Mar 22, 2015

The Gay Enchanted Forest of Spooky the Tuff Little Ghost

When I was a kid in the 1960s, my favorite comics by far were the Harvey supernatural titles: ghosts, witches, and devils roaming an oddly-Medieval Enchanted Forest where same-sex desire was commonplace.

I preferred Casper, but in a pinch, I would read about Spooky the Tuff Little Ghost, a ghost boy with a Brooklyn accent, freckles, and a derby (or, as he pronounced it,  “doiby”).  (Not to be confused with Charlton's far inferior Timmy the Timid Ghost).

But while Casper was a 1960s nonconformist with a gay-coded softness and sensitivity, the hawkish Spooky had no aversion to booing.

 In Spooky’s wild region of the Enchanted Forest, ravenous bears, ogres, monsters, and evil wizards leapt out from behind every boulder, so booing was an essential form of self defense.  But for Spooky, it was an all-consuming passion.  He specialized in complex, artistic boos, creating statements similar to the happenings and guerilla theater of the 1960’s art scene: he might boo a horse and rider into trading places, so that the rider runs off with the horse on his back, or he might boo a lake out of its bed so precisely that the fish remain, swimming in mid-air.

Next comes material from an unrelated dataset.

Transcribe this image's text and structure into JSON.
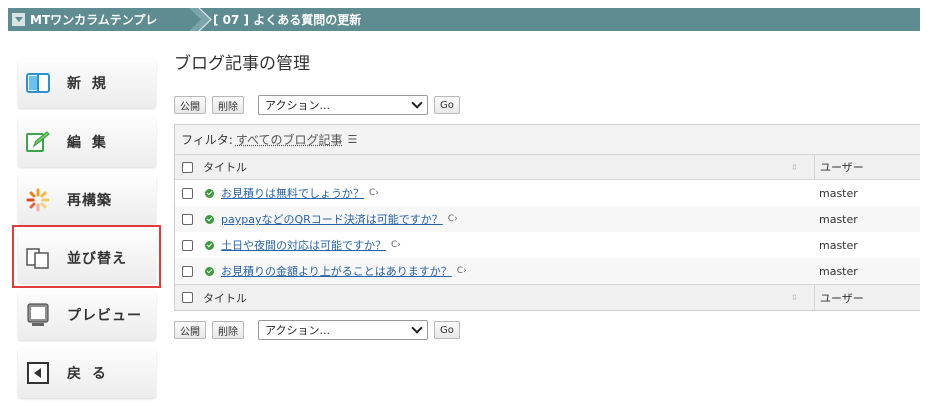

In “Once upon a Scaresday," Spooky explains how he took up booing in the first place.  As a child, he was a coward and a sissy, always running away from danger.  One day he was walking in the hills beyond Spooktown with some friends, when cannibalistic monsters called Ghostcatchers attacked.  Spooky managed to run away, but his best friend Googy was captured and dragged off to be cooked and eaten.  Distraught with guilt and mourning his loss, Spooky asked his grandfather for advice, and the elderly ghost taught him how to defend himself by booing.  He proved to have a great gift for this ghostly martial art, and soon he was able to seek out the monsters and rescue his friend just as the cooking-fire was being lit.

A same-sex relationship originally motivated Spooky to boo, and a heterosexual relationship now compels him to stop.  Spooky and Poil (his pronunciation of Pearl) are quite an adult couple, dating, dining at each other’s homes, and even kissing on couches.  Pearl forbids him from booing.  She claims that it is immoral, but her real reason is class-based snobbery: she considers booing boorish and vulgar, a working-class pastime likely to offend her high-society ghost friends (but they usually turn out to be closet booing fans).

Spooky is constantly promising to refrain from booing, to keep Poil from brow-beating or even leaving him.  Many stories involved his frantic but quite clever schemes to continue booing after such a pledge, either for self defense or to assuage his addiction: he throws his voice, writes “boo” in the sand, spells it out with smoke signals.  But why would Spooky even agree to cease a useful, artistic, socially-praised, and strategically necessary activity, just because Poil disapproves?  Obviously she offers something more valuable than any of these things, more valuable than any love, but what?  I was mystified; I could imagine giving up a bad habit or even an innocuous hobby at the admonition of a friend, but a career, a passion, a veritable calling?

I knew it had something to do with the girls who jumped their ropes and played their singsong games in the shadow of the school.  At recess, we boys were herded far away to fields to play baseball and dodge ball, and if ever once we tried to play jump rope, or merely sit on the steps nearby to avoid the midday sun, a teacher would scream wildly at us to stay put.  What danger lurked there, against the cool bricks?  What threat did girls pose that could force Tommy Kirk to forsake his buddies at Midvale College, or Alec to forsake the wonders of the Earth’s Core, or Spooky to forsake his booing?